James Andrew Miller
writes in the NY Times:
Dividing up money and assets after a marriage falls apart can be a mess, but it's often nothing compared with the agony and emotional torment of a custody battle -- dividing up the children. Money is, after all, only money ...
Engaged couples should enter into a new kind of arrangement, ... With a custody schedule outlined before marriage, children could have a single structure for their new lives from the moment their parents separate. They would know where they will be and when, they wouldn't have to witness their parents arguing about the details, and they might not be subjected to custody evaluations or, worse, be required to testify in court.
It ought to be that the marriage itself guarantees that the parents will have joint custody of the children. But that is no longer true, and the state courts do not uphold custody agreements.
In my case, I had a written and signed custody agreement and parenting plan. Judge William Kelsay ignored it, and ordered a custody change based on nothing but his own personal prejudices. He did not even accept any testimony or evidence. After a custody trial proved that he acted in error, Commissioner Irwin H. Joseph ordered another change contrary to the outcome of the custody trial. It took another six months to prove that he was in error, and get back to what our agreement said in the first place.
I appreciate Miller's suggestion that parents try to anticipate parenting and child custody, but his comments are directed at the wrong people. It would take a change in the law to make marital agreements about children to be binding.
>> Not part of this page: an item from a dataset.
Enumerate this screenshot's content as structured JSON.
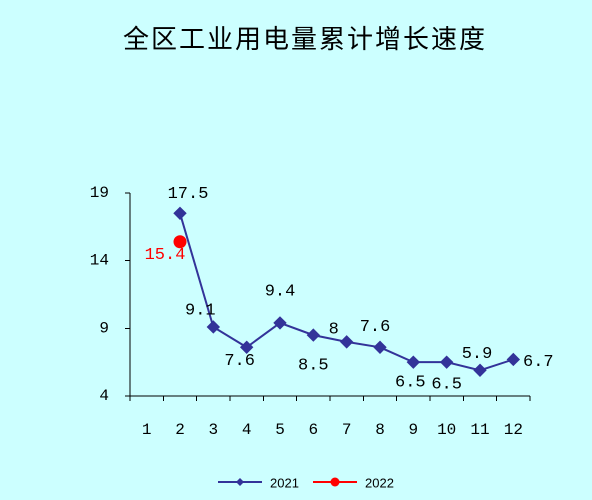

Here is how Judge Kelsay treats a fellow judge, in an
unrelated matter:
In 2004, Santa Clara County Superior Court Judge William Danser was convicted of eight misdemeanors in connection with a major scandal at his court house. In 2005, the California Commission of Judicial Performance found Danser had engaged in willful misconduct 32 times, and the following year he was convicted of a felony for fixing parking tickets for his friends and members of two street gangs. However, fellow Superior Court Judge William Kelsay later reduced Danser's felony conviction to a misdemeanor on the basis that the felony would hinder Danser from finding new employment.
I guess Kelsay figures that Danser can now legally answer
No if a future employer asks him if he has ever been convicted of a felony. It seems dishonest to me.